Mrs. Van Rensselaer, a robust, good-looking young grandmother of five, had pulled Andy and his aunt, Ch. Fezziwig Phoebe, away from the clay a few days before she was to bring them both into the Garden. Phoebe was put in a clean-graveled shed, and Andy spent most of his time lolling happily in the family station wagon.
"It would be hopeless to try to keep these characters spotless all the time," Serena said. "They'll have their feet and their beards washed, their paws rounded with scissors and their tail plumes trimmed off. Then we'll scrape their teeth and brush them with baking soda, and give their coats a thorough cornstarching and brushing before they go into the ring on Tuesday morning." She paused for a moment, then added, "As a matter of fact, I'll try to make them look as good as possible for their long day at the Garden on Monday.
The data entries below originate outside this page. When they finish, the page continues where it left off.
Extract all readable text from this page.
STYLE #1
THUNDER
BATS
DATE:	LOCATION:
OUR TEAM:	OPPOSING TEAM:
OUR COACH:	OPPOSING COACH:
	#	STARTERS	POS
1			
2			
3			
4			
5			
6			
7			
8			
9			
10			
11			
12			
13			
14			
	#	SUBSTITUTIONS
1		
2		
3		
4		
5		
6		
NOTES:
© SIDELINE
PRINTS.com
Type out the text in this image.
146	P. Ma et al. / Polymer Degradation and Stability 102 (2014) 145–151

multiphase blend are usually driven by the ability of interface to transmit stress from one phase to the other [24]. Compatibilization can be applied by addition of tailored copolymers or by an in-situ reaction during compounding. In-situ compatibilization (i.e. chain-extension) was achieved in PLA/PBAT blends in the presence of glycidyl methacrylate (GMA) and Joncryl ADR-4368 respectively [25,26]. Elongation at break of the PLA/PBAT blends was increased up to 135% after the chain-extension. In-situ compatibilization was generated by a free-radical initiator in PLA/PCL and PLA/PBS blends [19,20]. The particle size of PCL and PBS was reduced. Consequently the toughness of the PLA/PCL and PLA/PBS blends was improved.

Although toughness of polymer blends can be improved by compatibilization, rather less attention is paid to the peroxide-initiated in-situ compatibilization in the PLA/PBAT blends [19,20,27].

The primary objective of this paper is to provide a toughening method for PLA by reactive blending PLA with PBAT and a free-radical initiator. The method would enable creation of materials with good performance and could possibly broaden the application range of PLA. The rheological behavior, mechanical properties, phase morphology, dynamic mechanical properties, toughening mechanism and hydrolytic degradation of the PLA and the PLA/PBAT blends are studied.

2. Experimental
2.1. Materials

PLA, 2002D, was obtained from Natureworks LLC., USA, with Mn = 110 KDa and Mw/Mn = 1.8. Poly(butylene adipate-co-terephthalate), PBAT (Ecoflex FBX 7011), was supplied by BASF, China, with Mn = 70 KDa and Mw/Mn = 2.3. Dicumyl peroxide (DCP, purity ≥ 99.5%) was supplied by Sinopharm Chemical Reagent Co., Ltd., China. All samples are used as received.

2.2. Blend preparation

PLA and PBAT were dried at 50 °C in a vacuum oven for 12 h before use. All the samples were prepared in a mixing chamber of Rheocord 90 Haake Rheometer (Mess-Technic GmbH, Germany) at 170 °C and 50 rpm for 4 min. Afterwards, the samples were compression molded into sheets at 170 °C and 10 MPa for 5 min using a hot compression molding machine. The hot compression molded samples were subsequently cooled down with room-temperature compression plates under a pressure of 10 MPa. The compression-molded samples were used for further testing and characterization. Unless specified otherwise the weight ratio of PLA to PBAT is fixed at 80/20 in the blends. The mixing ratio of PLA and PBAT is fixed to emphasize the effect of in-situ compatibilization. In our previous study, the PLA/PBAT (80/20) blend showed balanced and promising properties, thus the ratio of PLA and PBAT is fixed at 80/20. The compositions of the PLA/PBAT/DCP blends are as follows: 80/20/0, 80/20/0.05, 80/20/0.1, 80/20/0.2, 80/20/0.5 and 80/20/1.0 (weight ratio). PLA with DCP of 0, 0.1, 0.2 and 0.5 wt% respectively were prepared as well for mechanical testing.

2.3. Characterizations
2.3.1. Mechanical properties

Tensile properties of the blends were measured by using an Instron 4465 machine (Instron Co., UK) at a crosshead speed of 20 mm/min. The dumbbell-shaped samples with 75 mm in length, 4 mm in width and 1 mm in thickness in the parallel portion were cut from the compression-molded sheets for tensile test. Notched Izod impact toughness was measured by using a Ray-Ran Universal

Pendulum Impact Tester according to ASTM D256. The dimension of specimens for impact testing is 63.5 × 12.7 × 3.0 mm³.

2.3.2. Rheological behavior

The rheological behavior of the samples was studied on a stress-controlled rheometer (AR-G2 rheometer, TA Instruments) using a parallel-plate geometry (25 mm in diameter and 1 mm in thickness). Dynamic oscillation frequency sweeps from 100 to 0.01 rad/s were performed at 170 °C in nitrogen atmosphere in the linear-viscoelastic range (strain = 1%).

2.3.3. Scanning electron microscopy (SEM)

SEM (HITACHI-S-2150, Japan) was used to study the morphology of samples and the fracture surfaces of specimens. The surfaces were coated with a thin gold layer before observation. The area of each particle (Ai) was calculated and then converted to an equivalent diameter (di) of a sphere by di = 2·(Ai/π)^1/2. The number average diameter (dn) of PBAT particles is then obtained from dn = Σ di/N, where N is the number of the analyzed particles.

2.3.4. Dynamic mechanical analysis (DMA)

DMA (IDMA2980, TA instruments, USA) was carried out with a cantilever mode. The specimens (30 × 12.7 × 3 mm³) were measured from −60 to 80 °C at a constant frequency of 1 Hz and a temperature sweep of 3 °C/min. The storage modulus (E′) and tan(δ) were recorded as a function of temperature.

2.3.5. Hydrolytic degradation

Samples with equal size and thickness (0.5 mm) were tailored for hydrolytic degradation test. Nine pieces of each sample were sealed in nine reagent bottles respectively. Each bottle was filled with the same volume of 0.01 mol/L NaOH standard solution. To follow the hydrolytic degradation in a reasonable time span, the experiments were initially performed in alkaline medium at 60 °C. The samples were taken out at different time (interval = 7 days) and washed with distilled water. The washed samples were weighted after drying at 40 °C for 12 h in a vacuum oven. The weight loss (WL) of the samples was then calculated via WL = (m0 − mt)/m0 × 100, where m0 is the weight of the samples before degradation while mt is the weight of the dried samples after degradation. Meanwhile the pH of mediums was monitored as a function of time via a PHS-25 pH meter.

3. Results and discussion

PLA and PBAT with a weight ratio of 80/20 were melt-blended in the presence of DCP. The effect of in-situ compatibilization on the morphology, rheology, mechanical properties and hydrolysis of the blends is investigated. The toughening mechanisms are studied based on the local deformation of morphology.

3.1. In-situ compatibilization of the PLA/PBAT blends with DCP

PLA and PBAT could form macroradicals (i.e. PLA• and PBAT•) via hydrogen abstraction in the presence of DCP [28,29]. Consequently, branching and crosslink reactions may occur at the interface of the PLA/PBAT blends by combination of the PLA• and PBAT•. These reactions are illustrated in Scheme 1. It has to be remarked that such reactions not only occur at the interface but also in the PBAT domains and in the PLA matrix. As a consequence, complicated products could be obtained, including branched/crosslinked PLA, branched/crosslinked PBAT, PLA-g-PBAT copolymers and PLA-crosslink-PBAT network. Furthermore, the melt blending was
The Westminster is rough because it is a show and we must be there to help draw the crowd and increase the gate."
On Sunday night Andy, Phoebe and the Van Rensselaers arrived, along with about 100 other exhibitors and their dogs, in the lobby of the Hotel Taft in midtown Manhattan. Phoebe stood on her hind legs at the desk and pawed the register while her owners signed a statement that they would pay the hotel for any damage that might be done.
Next morning all four of the hotel guests, together with Mr. and Mrs. Joseph McCabe and their two Fezziwig sheepdogs, drove through slushy streets to the Garden and its basement inferno. I went with them, and was immediately overcome by the searing smell of disinfectant and the noise—yelps, screams, barks, howls, whimpers and cries—that bombarded us from every side. "This is nothing," said Hendrik. "It's still early. Wait until people start coming after work."
The four dogs were placed in nonpartitioned slots numbered 16, 17, 18, 19—the same numbers that would identify them in the show ring. "We used to keep the dogs in wire cages," said Serena, "so people couldn't touch them, but they kept asking if the dogs were vicious, so now, for the reputation of the breed, we just let them sit out in the open and be mauled." Everybody, it seems, wants to touch a sheepdog.
A strip of blue carpet was rolled out for the dogs, and soon they slumped down, blandly ignoring their surroundings. Not so their owners. Serena began to have a fit because a sheepdog in a cage nearby had not been watered. "Someone probably shipped it to the show and it has been here all night with only some handler to look in on it," she said. "But we are forbidden to touch it, feed it or water it. One exhibitor might harm another's dog that way, you see. I suppose it's been known to happen, though I can't imagine it."